Corrigan, Acting P. L, and Homer, J.,
Appellant’s petition for review by the Supreme Court was denied September 26, 2001.
Notes
These calculations are our own; they are not stated in the order.
All statutory references are to the Family Code unless otherwise stated.
Dancy was decided over three months before the Attorney General filed its opening brief in support of Lesley’s appeal. (Seе Dancy, supra,
“In fact, we note that laches is one of the stated grounds that an obligor-parent alleged to be in arrears may use as either a defense to a motion for an order requiring the obligor-parent to deposit assets to secure future payments or as a basis for filing a motion to stop a sale or use of assets under [Family Code] section 4631.”
Section 3651, subdivision (c) states, in relеvant part: “[A] support order may not be modified or terminated as to an amount that accrued before the date of the filing of the notice of motion or order to show cause to modify or terminate.”
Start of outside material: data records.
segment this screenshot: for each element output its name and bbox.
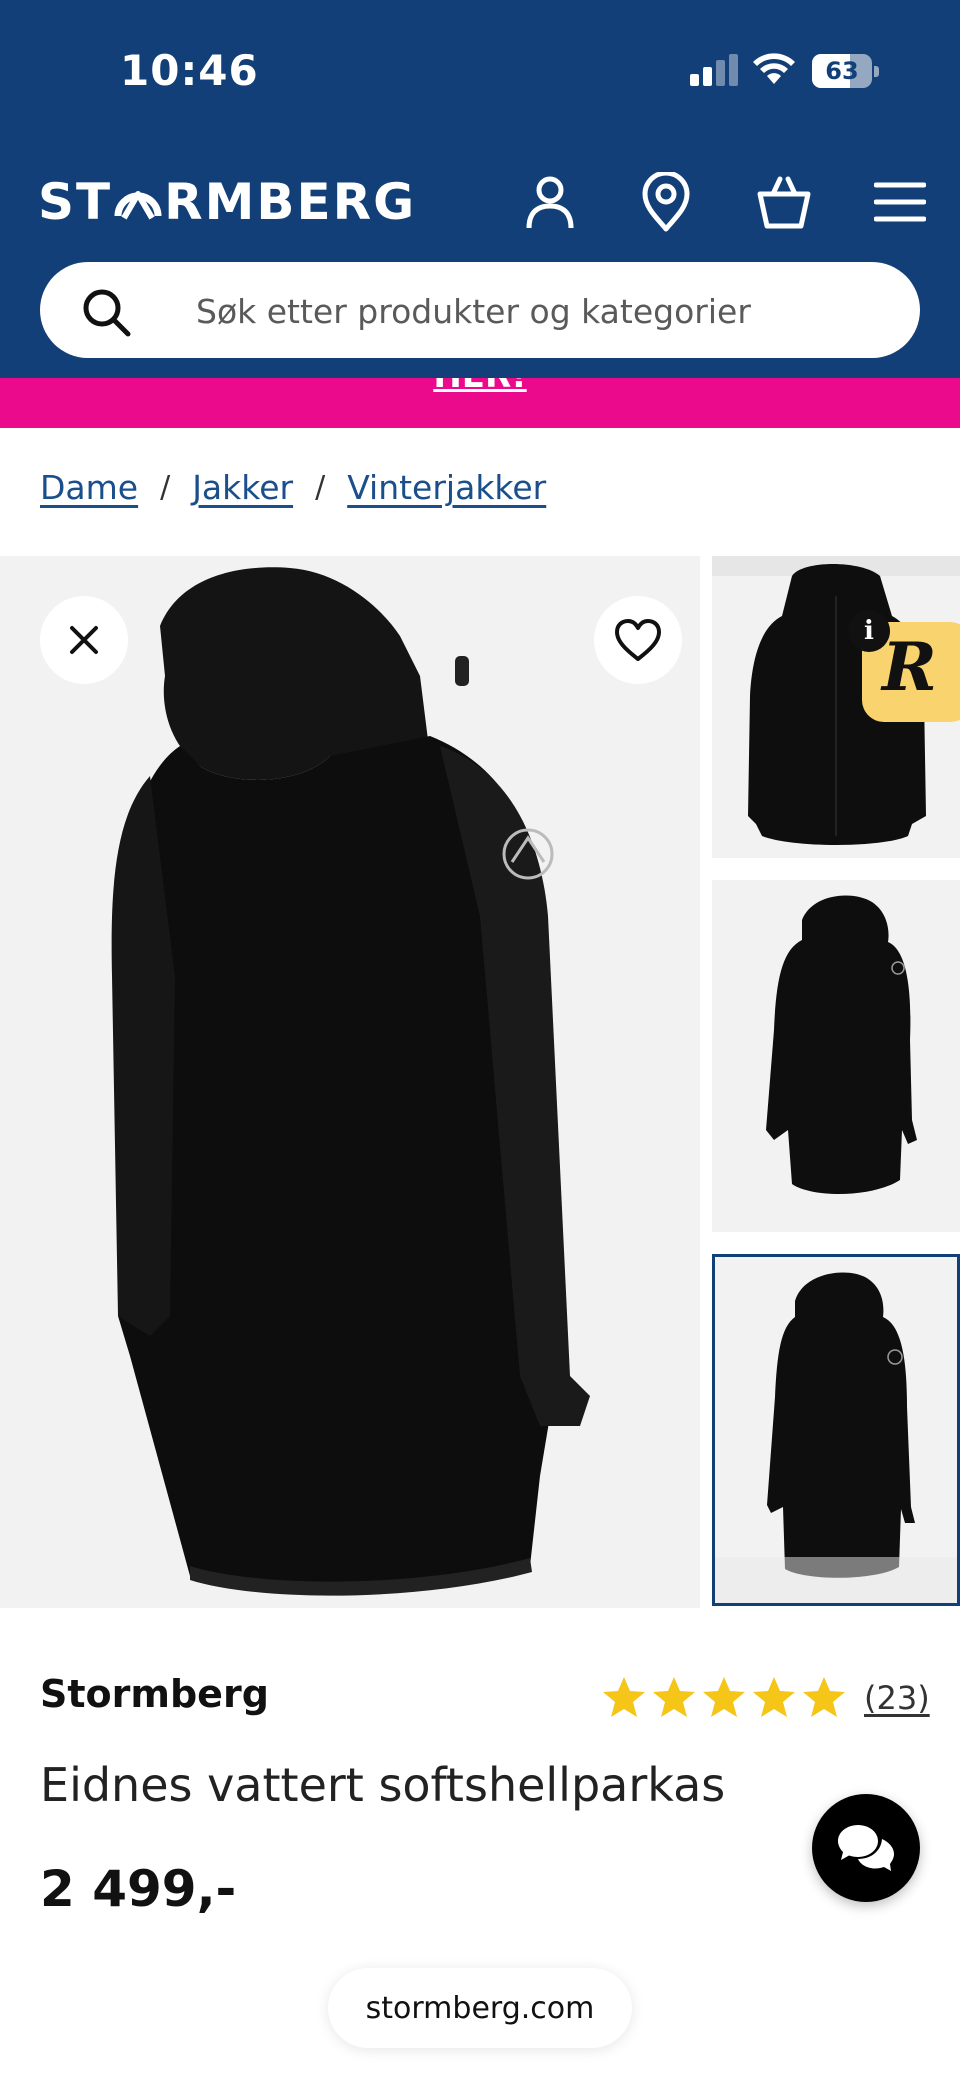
account-button[interactable] — [520, 172, 580, 232]
cart-icon — [757, 176, 811, 229]
star-icon — [703, 1677, 745, 1717]
menu-icon — [874, 182, 926, 222]
logo-mountain-icon — [114, 191, 162, 220]
favorite-button[interactable] — [594, 596, 682, 684]
cellular-signal-icon — [690, 54, 738, 86]
cart-button[interactable] — [754, 172, 814, 232]
battery-indicator: 63 — [812, 54, 880, 88]
store-locator-icon — [642, 172, 690, 232]
parka-back-view-image — [111, 567, 590, 1596]
browser-url-bar[interactable]: stormberg.com — [328, 1968, 632, 2048]
breadcrumb-item-vinterjakker[interactable]: Vinterjakker — [347, 468, 546, 507]
chat-bubbles-icon — [838, 1825, 894, 1871]
product-price: 2 499,- — [40, 1860, 237, 1918]
gallery-thumbnail-2[interactable] — [712, 880, 960, 1232]
breadcrumb: Dame / Jakker / Vinterjakker — [40, 468, 546, 507]
logo-text-left: ST — [38, 173, 113, 231]
product-title: Eidnes vattert softshellparkas — [40, 1758, 726, 1812]
account-icon — [526, 176, 574, 229]
battery-level: 63 — [825, 57, 859, 85]
star-icon — [753, 1677, 795, 1717]
browser-url: stormberg.com — [365, 1990, 595, 2026]
breadcrumb-separator: / — [160, 470, 171, 505]
close-button[interactable] — [40, 596, 128, 684]
chat-button[interactable] — [812, 1794, 920, 1902]
gallery-thumbnail-3[interactable] — [712, 1254, 960, 1606]
breadcrumb-item-dame[interactable]: Dame — [40, 468, 138, 507]
site-header: 10:46 63 ST RMBERG Søk etter produkter o… — [0, 0, 960, 378]
store-locator-button[interactable] — [636, 172, 696, 232]
rating-stars — [600, 1674, 850, 1722]
rewards-logo: R — [882, 628, 937, 706]
product-rating[interactable]: (23) — [600, 1674, 930, 1722]
product-brand[interactable]: Stormberg — [40, 1672, 269, 1716]
logo-text-right: RMBERG — [164, 173, 417, 231]
star-icon — [653, 1677, 695, 1717]
promo-link[interactable]: HER! — [0, 378, 960, 396]
menu-button[interactable] — [870, 172, 930, 232]
search-icon — [83, 289, 131, 337]
status-bar: 10:46 63 — [0, 0, 960, 140]
parka-back-thumbnail-image — [715, 1272, 957, 1603]
info-icon[interactable]: i — [848, 610, 890, 652]
promo-banner[interactable]: HER! — [0, 378, 960, 428]
star-icon — [803, 1677, 845, 1717]
close-icon — [70, 626, 98, 654]
main-product-image[interactable] — [0, 556, 700, 1608]
stormberg-logo[interactable]: ST RMBERG — [38, 172, 416, 232]
heart-icon — [615, 619, 661, 661]
search-placeholder: Søk etter produkter og kategorier — [196, 292, 751, 331]
star-icon — [603, 1677, 645, 1717]
breadcrumb-item-jakker[interactable]: Jakker — [192, 468, 293, 507]
parka-side-thumbnail-image — [766, 895, 917, 1195]
wifi-icon — [753, 53, 795, 84]
review-count-link[interactable]: (23) — [864, 1679, 930, 1717]
search-input[interactable]: Søk etter produkter og kategorier — [40, 262, 920, 358]
breadcrumb-separator: / — [315, 470, 326, 505]
status-time: 10:46 — [120, 46, 259, 95]
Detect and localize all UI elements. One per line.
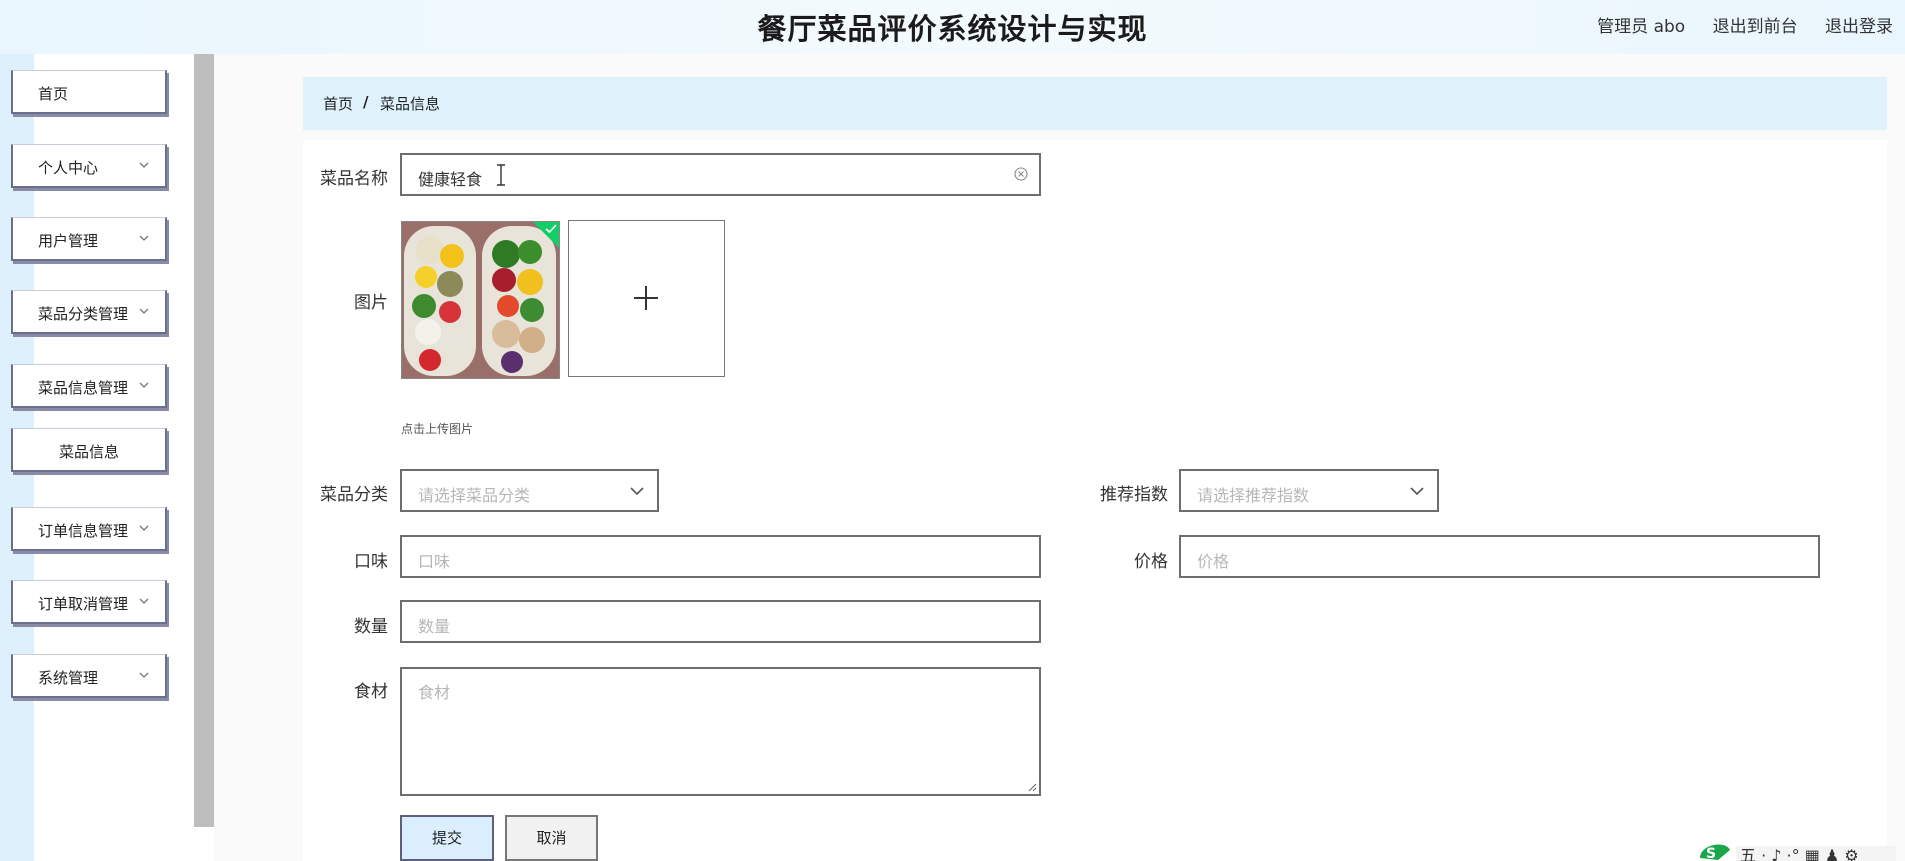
price-input[interactable]: 价格 bbox=[1179, 535, 1820, 578]
taste-label: 口味 bbox=[354, 552, 388, 572]
quantity-placeholder: 数量 bbox=[418, 617, 451, 636]
logout-link[interactable]: 退出登录 bbox=[1825, 17, 1893, 37]
ingredients-label: 食材 bbox=[354, 682, 388, 702]
sidebar-item-label: 菜品信息管理 bbox=[38, 379, 129, 397]
sidebar-item-label: 订单取消管理 bbox=[38, 595, 129, 613]
sidebar-item-dish-info[interactable]: 菜品信息 bbox=[11, 428, 167, 472]
submit-button[interactable]: 提交 bbox=[400, 815, 494, 861]
price-placeholder: 价格 bbox=[1197, 552, 1230, 571]
sidebar-item-order-info-management[interactable]: 订单信息管理 bbox=[11, 507, 167, 551]
taste-placeholder: 口味 bbox=[418, 552, 451, 571]
sidebar-item-label: 个人中心 bbox=[38, 159, 99, 177]
sidebar-item-system-management[interactable]: 系统管理 bbox=[11, 654, 167, 698]
ime-toolbar[interactable]: S 五 · ♪ ·° ▦ ♟ ⚙ bbox=[1696, 836, 1905, 861]
cancel-button[interactable]: 取消 bbox=[505, 815, 598, 861]
dish-name-label: 菜品名称 bbox=[320, 169, 388, 189]
chevron-down-icon bbox=[139, 525, 149, 531]
recommend-index-label: 推荐指数 bbox=[1100, 485, 1168, 505]
breadcrumb-separator: / bbox=[363, 93, 369, 111]
sidebar-scrollbar[interactable] bbox=[194, 54, 214, 827]
sidebar-item-dish-info-management[interactable]: 菜品信息管理 bbox=[11, 364, 167, 408]
chevron-down-icon bbox=[630, 487, 644, 496]
sidebar-item-dish-category-management[interactable]: 菜品分类管理 bbox=[11, 290, 167, 334]
dish-category-placeholder: 请选择菜品分类 bbox=[418, 486, 531, 505]
user-links: 管理员 abo 退出到前台 退出登录 bbox=[1575, 12, 1893, 37]
image-upload-button[interactable] bbox=[568, 220, 725, 377]
sidebar-item-order-cancel-management[interactable]: 订单取消管理 bbox=[11, 580, 167, 624]
sidebar-item-home[interactable]: 首页 bbox=[11, 70, 167, 114]
recommend-index-placeholder: 请选择推荐指数 bbox=[1197, 486, 1310, 505]
breadcrumb-current: 菜品信息 bbox=[380, 95, 441, 113]
sidebar-item-label: 菜品分类管理 bbox=[38, 305, 129, 323]
top-header: 餐厅菜品评价系统设计与实现 管理员 abo 退出到前台 退出登录 bbox=[0, 0, 1905, 54]
chevron-down-icon bbox=[139, 308, 149, 314]
admin-user-label: 管理员 abo bbox=[1597, 17, 1686, 37]
dish-name-value: 健康轻食 bbox=[418, 170, 483, 189]
taste-input[interactable]: 口味 bbox=[400, 535, 1041, 578]
sidebar-item-label: 系统管理 bbox=[38, 669, 99, 687]
image-label: 图片 bbox=[354, 293, 388, 313]
breadcrumb: 首页 / 菜品信息 bbox=[303, 77, 1887, 130]
chevron-down-icon bbox=[139, 672, 149, 678]
dish-category-label: 菜品分类 bbox=[320, 485, 388, 505]
ingredients-placeholder: 食材 bbox=[418, 683, 451, 702]
svg-text:五 · ♪ ·° ▦ ♟ ⚙: 五 · ♪ ·° ▦ ♟ ⚙ bbox=[1740, 846, 1859, 861]
chevron-down-icon bbox=[139, 382, 149, 388]
upload-hint: 点击上传图片 bbox=[401, 422, 474, 436]
chevron-down-icon bbox=[139, 162, 149, 168]
clear-icon[interactable] bbox=[1013, 166, 1029, 182]
price-label: 价格 bbox=[1134, 552, 1168, 572]
sidebar-item-label: 用户管理 bbox=[38, 232, 99, 250]
chevron-down-icon bbox=[139, 598, 149, 604]
sidebar-item-label: 订单信息管理 bbox=[38, 522, 129, 540]
back-to-front-link[interactable]: 退出到前台 bbox=[1713, 17, 1798, 37]
ingredients-textarea[interactable]: 食材 bbox=[400, 667, 1041, 796]
quantity-input[interactable]: 数量 bbox=[400, 600, 1041, 643]
sidebar-item-user-management[interactable]: 用户管理 bbox=[11, 217, 167, 261]
resize-handle-icon[interactable] bbox=[1027, 782, 1037, 792]
chevron-down-icon bbox=[139, 235, 149, 241]
breadcrumb-home[interactable]: 首页 bbox=[323, 93, 353, 114]
dish-category-select[interactable]: 请选择菜品分类 bbox=[400, 469, 659, 512]
plus-icon bbox=[634, 286, 658, 310]
chevron-down-icon bbox=[1410, 487, 1424, 496]
sidebar-item-label: 首页 bbox=[38, 85, 69, 103]
text-cursor-icon bbox=[497, 164, 505, 186]
sidebar-item-label: 菜品信息 bbox=[58, 443, 119, 461]
recommend-index-select[interactable]: 请选择推荐指数 bbox=[1179, 469, 1439, 512]
check-icon bbox=[545, 224, 557, 234]
sidebar-item-personal-center[interactable]: 个人中心 bbox=[11, 144, 167, 188]
dish-image-thumbnail[interactable] bbox=[401, 221, 560, 379]
quantity-label: 数量 bbox=[354, 617, 388, 637]
svg-text:S: S bbox=[1706, 846, 1716, 861]
sidebar-gutter bbox=[214, 54, 282, 861]
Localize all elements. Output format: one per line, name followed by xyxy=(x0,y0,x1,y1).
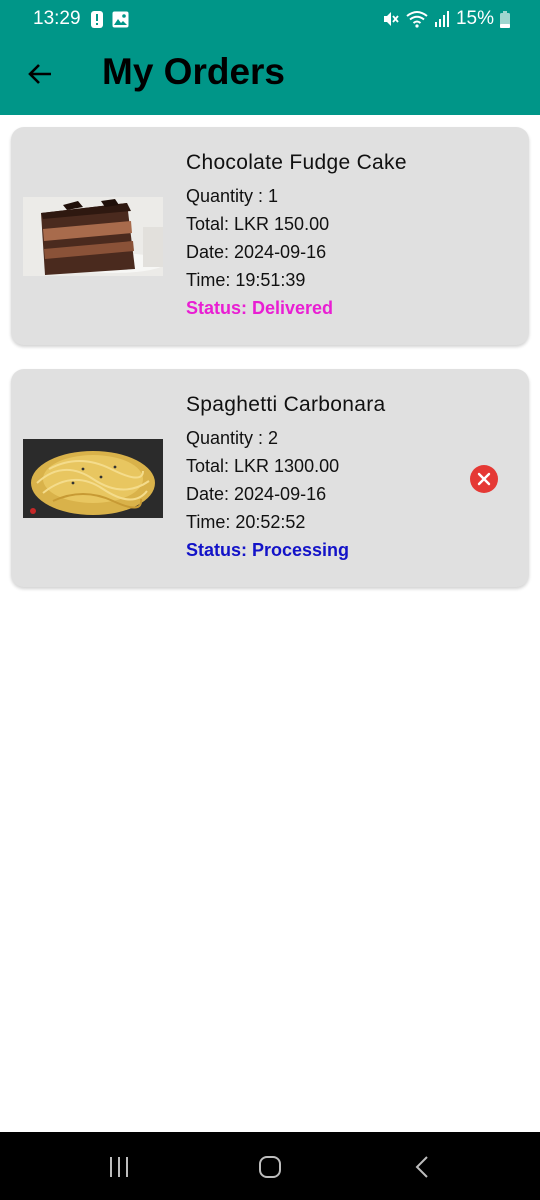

Section 3692 states: “Notwithstanding any other provision of this article, or any other law, a support order may not be set aside simply because the court finds that it was inequitable when made, nor simply because subsequent circumstances caused the support ordered to become excessive or inadequate.”
Nor have we found any mention of laches in the legislative history of Assembly Bill No. 380 (1999-2000 Reg. Sess.), which enacted section 3692. Indeed, rather than narrowing the court’s power to modify support judgments, this bill broadened the court’s ability to set aside support orders obtained as a result of actual fraud, perjury or lack of notice. (Stats. 1999, ch. 653, § 6.)
Judge of the Alameda Superior Court, assigned by the Chief Justice pursuant to article VI, section 6 of the California Constitution.